A final example I can cite is working in a call center. As a call center agent, you must be able to multitask and excel in several things, such as communicating to the person on the line, empathizing with them, satisfying their needs, and recording all of this in the company’s database. At the very least, you must be competent in all four and capable of executing them, even if you’re not really good at it. But even if you’re not particularly adept at three of those requirements, if you’re particularly good at one, such as empathizing with the customer, you can enjoy recognition and success. When I was working in the call center industry, I heard this story about an agent who wasn’t really good in communicating but because he was able to empathize with the customer and solve their problems, he eventually got promoted. Similarly, there was also this person who didn’t have much technical knowledge but because he excelled in delivering his point across, got recognized as well.
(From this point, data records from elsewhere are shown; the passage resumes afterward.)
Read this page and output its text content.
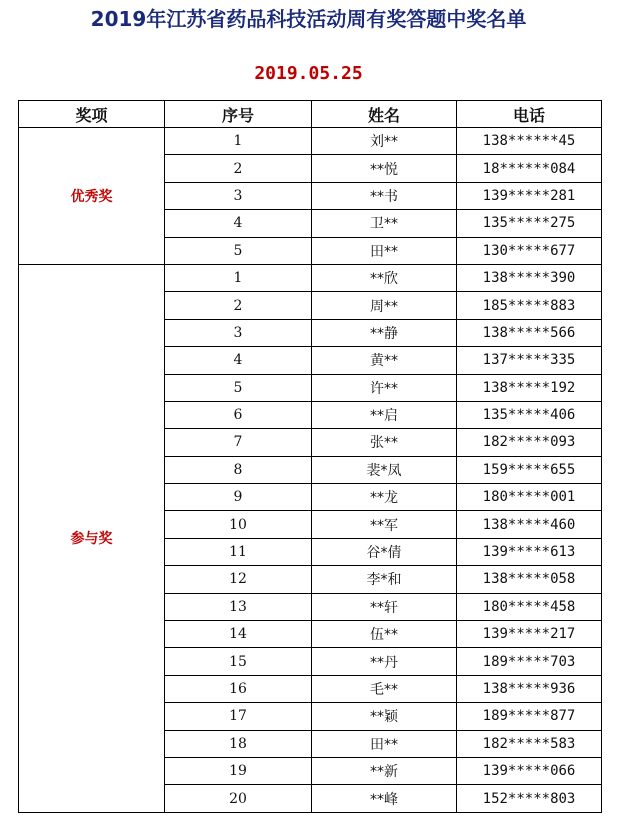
2019年江苏省药品科技活动周有奖答题中奖名单
2019.05.25
奖项	序号	姓名	电话
优秀奖	1	刘**	138******45
	2	**悦	18******084
	3	**书	139*****281
	4	卫**	135*****275
	5	田**	130*****677
参与奖	1	**欣	138*****390
	2	周**	185*****883
	3	**静	138*****566
	4	黄**	137*****335
	5	许**	138*****192
	6	**启	135*****406
	7	张**	182*****093
	8	裴*凤	159*****655
	9	**龙	180*****001
	10	**军	138*****460
	11	谷*倩	139*****613
	12	李*和	138*****058
	13	**轩	180*****458
	14	伍**	139*****217
	15	**丹	189*****703
	16	毛**	138*****936
	17	**颖	189*****877
	18	田**	182*****583
	19	**新	139*****066
	20	**峰	152*****803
And of course, every call center agent is expected to work on their weaknesses and become better people; there doesn’t necessarily have to be extreme change in your performance, as long as there’s an improvement.
While exclusively honing your strength or weakness is good, it’ll never be as effective as working on both of them. I mean an overspecialized person might be in a precarious situation once his knowledge becomes either outdated, or placed in a field he’s unfamiliar with. Similarly, if you’re too spread out in your resources, you might enjoy moderate success but you’ll never stand out of the crowd, never enjoy the benefits of being a paragon in a certain field. If you want to grow as a person, you better start thinking of your own strengths and weaknesses (and no matter how much you deny it, you have your fair share of both), and how you can work on both of them.